Resident Evil: No Escuro Absoluto é repetição medíocre do que já vimos na saga

Créditos da imagem: Netflix/Divulgação

Netflix

Crítica

Resident Evil: No Escuro Absoluto é repetição medíocre do que já vimos na saga

Primeira temporada da série da Netflix não justifica formato e desperdiça Claire e Leon

Eduardo Pereira
16.07.2021
17h18
Atualizada em
21.07.2021
17h09
Atualizada em 21.07.2021 às 17h09

Resident Evil: No Escuro Absoluto é a primeira série de animação da Netflix dedicada a adaptar o universo homônimo de games da Capcom, tornando-se parte oficial do cânone dos jogos e se posicionando entre as histórias contadas nos consoles por Resident Evil 4 (2005) e Resident Evil 5 (2009). Ela é, também, uma decepção. Ao invés de trazer algo novo em um formato nunca antes explorado pela franquia, carrega apenas um emaranhado de referências que só não surgem soltas em tela graças a um fiapo de história. Pior: nada de realmente novo é apresentado para quem acompanha, há mais de 20 anos, outros derivados audiovisuais da marca Resident Evil.

Desde 2008, com Resident Evil: Regeneration, a Capcom extrapola as narrativas dos jogos em filmes animados protagonizados insistentemente por Leon Kennedy, personagem original de Resident Evil 2 (1998). Com alterações aqui e ali, a fórmula típica das histórias não é diferente de uma versão condensada das tramas interativas dos consoles: ao lado de um parceiro rotativo, Leon se envolve em alguma conspiração ligada a bioterrorismo (e zumbis!), expõe alguma maracutaia de interesses escusos dos poderosos e enfrenta um ser mutante assustador em um terceiro ato digno das mais genéricas boss fights dos games. Foi assim em Resident Evil: Damnation (2012) e Resident Evil: Vendetta (2017).

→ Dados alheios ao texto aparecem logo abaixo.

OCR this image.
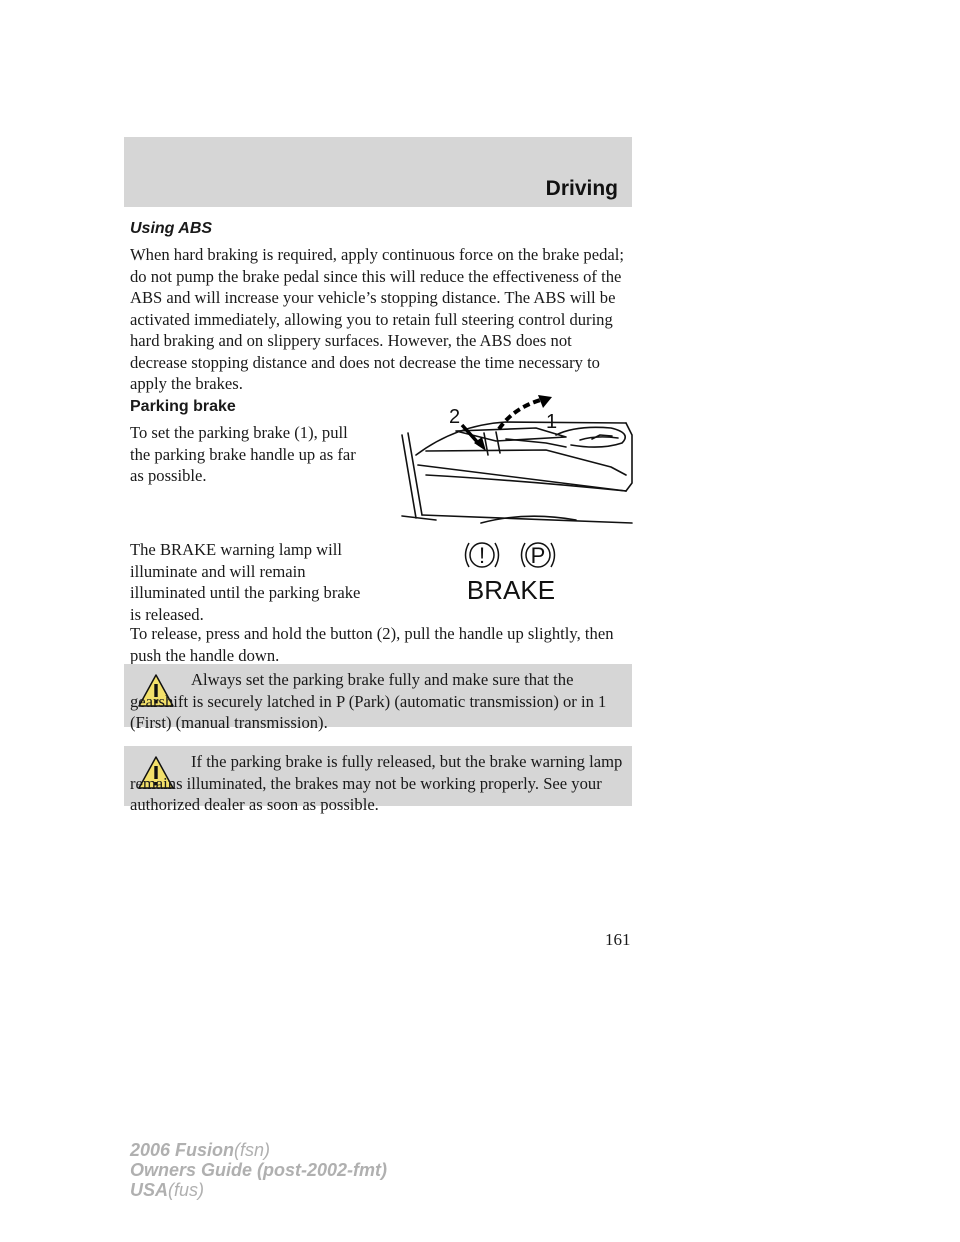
Driving
Using ABS

When hard braking is required, apply continuous force on the brake pedal; do not pump the brake pedal since this will reduce the effectiveness of the ABS and will increase your vehicle’s stopping distance. The ABS will be activated immediately, allowing you to retain full steering control during hard braking and on slippery surfaces. However, the ABS does not decrease stopping distance and does not decrease the time necessary to apply the brakes.

Parking brake

To set the parking brake (1), pull the parking brake handle up as far as possible.

2	1

The BRAKE warning lamp will illuminate and will remain illuminated until the parking brake is released.

! P
BRAKE

To release, press and hold the button (2), pull the handle up slightly, then push the handle down.

Always set the parking brake fully and make sure that the gearshift is securely latched in P (Park) (automatic transmission) or in 1 (First) (manual transmission).
If the parking brake is fully released, but the brake warning lamp remains illuminated, the brakes may not be working properly. See your authorized dealer as soon as possible.
161
2006 Fusion(fsn)
Owners Guide (post-2002-fmt)
USA(fus)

A regra das produções é, portanto, o fan service, mas No Escuro Absoluto é tão derivativo do que já foi visto antes que nem isso parece funcionar tão bem. A trama coloca Leon a serviço da Casa Branca, no encalço de uma conspiração envolvendo uma tragédia ocorrida no Oriente Médio, justamente em área que é ponto de interesse para Estados Unidos e China. Paralelamente, Claire Redfield trabalha em um centro de assistência na região, partindo em busca das mesmas respostas que Leon. O co-protagonismo entre ambos, entretanto, não é pleno: ele monopoliza as grandes sequências de ação e descobertas, enquanto ela é instrumentalizada a ponto de cair no clichê da “donzela em perigo”.

Dar o pontapé inicial das produções de Resident Evil na Netflix com uma trama dedicada a Leon e Claire, dois dos mais populares personagens da saga se reunindo após Resident Evil 2, trazia grande promessa. Portanto é uma pena descobrir, ao longo dos quatro episódios de No Escuro Absoluto, que os roteiristas Shogo Moto e Eiichirō Hasumi (que também dirige a série) optaram por separar a dupla em quase toda a jornada, reduzindo a maioria das interações entre eles a diálogos triviais. A cena mais importante dividida pelos dois, inclusive, deve irritar fãs mais antigos do ex-policial de franja esvoaçante: Leon faz uma escolha questionável que parece forçada apenas para abrir opções narrativas em futuras temporadas. Se houver alguma, é claro.

Netflix/Divulgação

O resultado disso é que as tramas paralelas de Leon e Claire precisam ser muito envolventes para sustentar o interesse ao longo de quatro episódios, mas esse também não é o caso. Com diálogos genéricos, alegorias políticas já bem datadas (a história se passa em 2006) e personagens de apoio com pouco tempo de desenvolvimento, o desenrolar dos eventos não empolga muito mais do que qualquer cutscene de jogo da franquia. Assim, uma maratona que deveria ser fácil e rápida acaba exigindo mais olhadas no celular do que deveria.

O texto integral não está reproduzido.